As apregoadas boas
notícias que não só em Portugal mas por toda a Europa anunciam um suposto fim
da recessão não resolvem uma série de problemas complicados como se pode ler
num interessante texto de Gustavo Cardoso (docente do ISCTE-IUL em Lisboa e
Investigador do Centre d'Analyse et Intervention Sociologiques (CADIS) em Paris)
inserido no Público de ontem (14/8/2013). Dada a sua extensão, vamos deixar
aqui, apenas, a transcrição do artigo na parte que se refere ao desemprego, o
maior flagelo a que a recessão deu origem.
Mas, no entretanto, há outro
problema não resolvido, o do emprego. Porquê? Porque todos os analistas e
gestores financeiros sabem (embora acredite que nem todos os governantes
europeus o tenham presente) que é perfeitamente possível, no curto prazo, crescer
o lucro das empresas despedindo pessoas – ou reduzindo salários quando possível
- e que esse é o manual de gestão utilizado na maioria das grandes empresas
globais para apresentarem resultados aos seus accionistas mesmo em tempo de
recessão. E, também, deveríamos saber que produto da introdução das tecnologias
de informação e no moldar das nossas sociedades em sociedades em rede, háuma
clara transformação da relação entre emprego e geração de riqueza numa série de
actividades das nossas indústrias e dos nossos serviços - simplificando,
podemos dizer que são hoje precisas menos pessoas para garantir uma dada
rentabilidade empresarial em certas actividades. E, ainda, que o
experimentalismo europeu de e com as Troikas não fez apenas erros com
multiplicadores, errou também no grau de disrupção do know how industrial
existente, pois o downsizing/ajustamento é muito difícil de fazer com pequenas
e médias empresas e, consequentemente, leva à destruição total e não parcial do
emprego.
Ou, que todos os analistas das
estatísticas de emprego sabem que, quer na Eurozona do Sul quer na do Norte, os
períodos de férias de praia, neve ou campo geram contra-ciclos, aumentando a
criação de emprego em ciclos de crescimento económico e, em ciclos de crise,
promovem a redução da destruição de emprego.
Ficar contente, mesmo que
contente com cautela e precaução, por regressarmos, no actual contexto, à performance
das grandes empresas no pré 2008 e às taxas de crescimento de
“0.qualquercoisa%”é mau, muito mau mesmo.
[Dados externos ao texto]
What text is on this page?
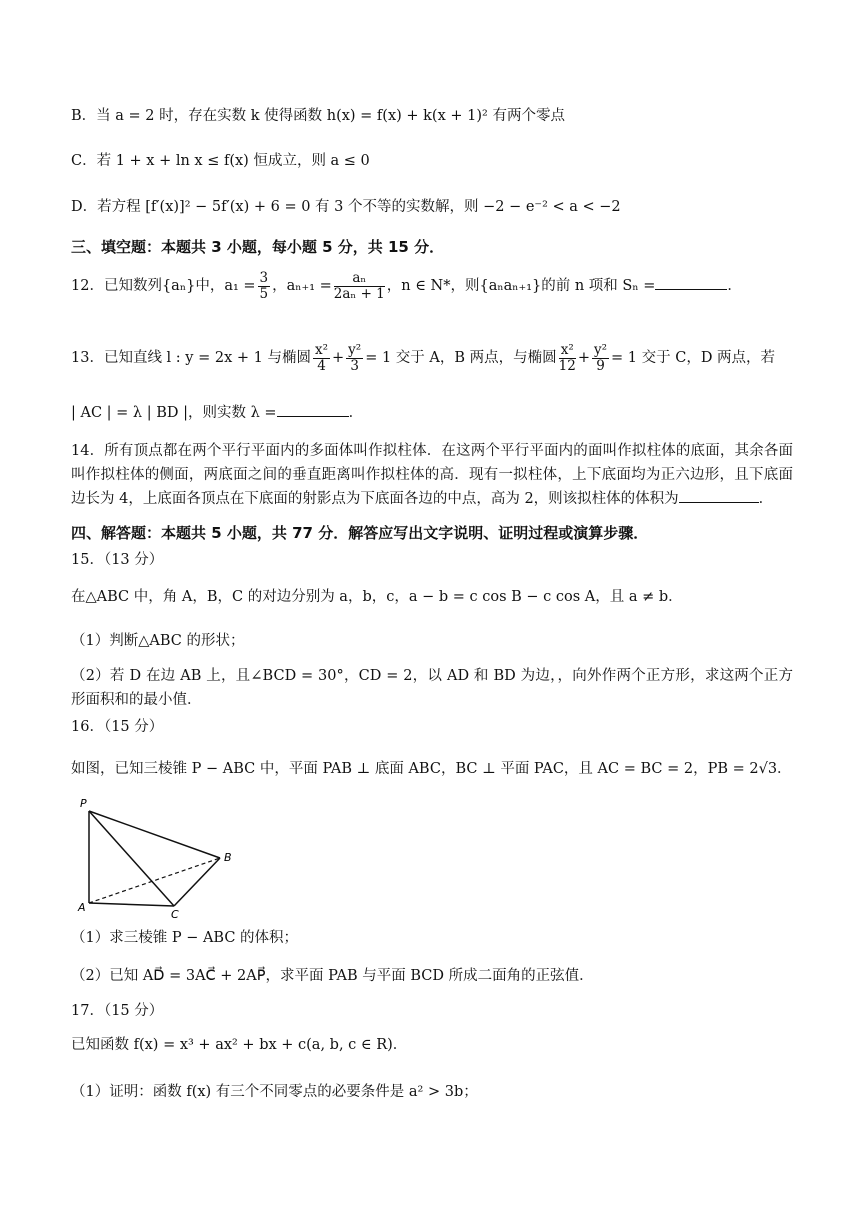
B．当 a = 2 时，存在实数 k 使得函数 h(x) = f(x) + k(x + 1)² 有两个零点
C．若 1 + x + ln x ≤ f(x) 恒成立，则 a ≤ 0
D．若方程 [f′(x)]² − 5f′(x) + 6 = 0 有 3 个不等的实数解，则 −2 − e⁻² < a < −2
三、填空题：本题共 3 小题，每小题 5 分，共 15 分．
12．已知数列{aₙ}中，$a_1 = \frac{3}{5}$ ，$a_{n+1} = \frac{\text{aₙ}}{\text{2aₙ + 1}}$ ，n ∈ N*，则{aₙaₙ₊₁}的前 n 项和 Sₙ =	．
13．已知直线 l : y = 2x + 1 与椭圆 $\frac{\text{x²}}{4} + \frac{\text{y²}}{3} = 1$ 交于 A，B 两点，与椭圆 $\frac{\text{x²}}{12} + \frac{\text{y²}}{9} = 1$ 交于 C，D 两点，若
| AC | = λ | BD |，则实数 λ =	．
14．所有顶点都在两个平行平面内的多面体叫作拟柱体．在这两个平行平面内的面叫作拟柱体的底面，其余各面叫作拟柱体的侧面，两底面之间的垂直距离叫作拟柱体的高．现有一拟柱体，上下底面均为正六边形，且下底面边长为 4，上底面各顶点在下底面的射影点为下底面各边的中点，高为 2，则该拟柱体的体积为	．
四、解答题：本题共 5 小题，共 77 分．解答应写出文字说明、证明过程或演算步骤．
15．（13 分）
在△ABC 中，角 A，B，C 的对边分别为 a，b，c，a − b = c cos B − c cos A，且 a ≠ b．
（1）判断△ABC 的形状；
（2）若 D 在边 AB 上，且∠BCD = 30°，CD = 2，以 AD 和 BD 为边，，向外作两个正方形，求这两个正方形面积和的最小值．
16．（15 分）
如图，已知三棱锥 P − ABC 中，平面 PAB ⊥ 底面 ABC，BC ⊥ 平面 PAC，且 AC = BC = 2，PB = 2√3．
P
A
B
C
（1）求三棱锥 P − ABC 的体积；
（2）已知 AD⃗ = 3AC⃗ + 2AP⃗，求平面 PAB 与平面 BCD 所成二面角的正弦值．
17．（15 分）
已知函数 f(x) = x³ + ax² + bx + c(a, b, c ∈ R)．
（1）证明：函数 f(x) 有三个不同零点的必要条件是 a² > 3b；
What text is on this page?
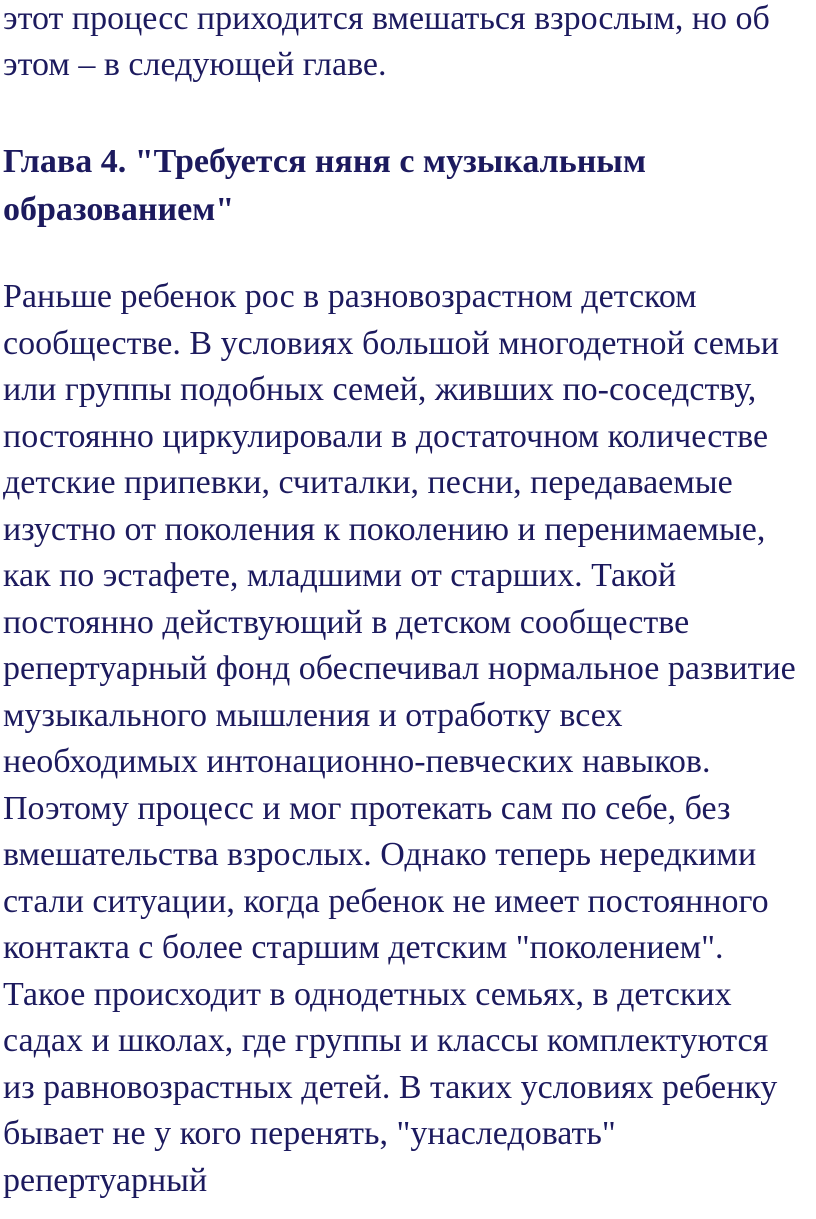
этот процесс приходится вмешаться взрослым, но об
этом – в следующей главе.
Глава 4. "Требуется няня с музыкальным
образованием"
Раньше ребенок рос в разновозрастном детском
сообществе. В условиях большой многодетной семьи
или группы подобных семей, живших по-соседству,
постоянно циркулировали в достаточном количестве
детские припевки, считалки, песни, передаваемые
изустно от поколения к поколению и перенимаемые,
как по эстафете, младшими от старших. Такой
постоянно действующий в детском сообществе
репертуарный фонд обеспечивал нормальное развитие
музыкального мышления и отработку всех
необходимых интонационно-певческих навыков.
Поэтому процесс и мог протекать сам по себе, без
вмешательства взрослых. Однако теперь нередкими
стали ситуации, когда ребенок не имеет постоянного
контакта с более старшим детским "поколением".
Такое происходит в однодетных семьях, в детских
садах и школах, где группы и классы комплектуются
из равновозрастных детей. В таких условиях ребенку
бывает не у кого перенять, "унаследовать"
репертуарный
É mau, porque para todos os
cidadãos e para todas as pequenas e médias empresas europeias (e espero que
para os Governos atentos também o seja) quer dizer viver num cenário onde, por
um lado, há menos riqueza para ser distribuída e, por outro, há maior
desigualdade de rendimentos para os cidadãos e redução de capacidade de
alavancagem para gerar riqueza pelas pequenas e médias empresas.
Ou seja, se nada mais fizermos (e
contentes ficarmos) com o que está a surgir no radar apenas podemos esperar que
em Portugal e na restante Eurozona, tenhamos menor capacidade de criar riqueza,
assistamos ao incrementar da tendência de concentrar a riqueza num cada vez
menor número de pessoas e de grandes empresas, diminuindo assim a capacidade de
criação de emprego e criando uma sociedade assente em cada vez maiores
desigualdades, no medo de deixar de pertencer às classes médias (cada vez mais
frágeis) e no condicionamento de facto do livre acesso ao empreendedorismo e à liberdade
empresarial.
Se acharmos que tudo está bem se
todos os que eram fiéis à crença na austeridade passarem a professar agora o
crescimento, se acharmos que os que desde sempre acreditaram no
crescimento não precisam de combater a desigualdade para conseguirem gerar
riqueza, então continuaremos, em Portugal e na Europa (incluindo na Alemanha),
cercados numa sociedade que se contenta com tentar gerar riqueza, sem perceber
que sem melhor repartir aquela, para além do 1% que a acumula actualmente, não
será possível retomar nem a riqueza de ontem, nem o emprego que os que hoje têm
40 anos conheceram no final do século XX e no início do século XXI.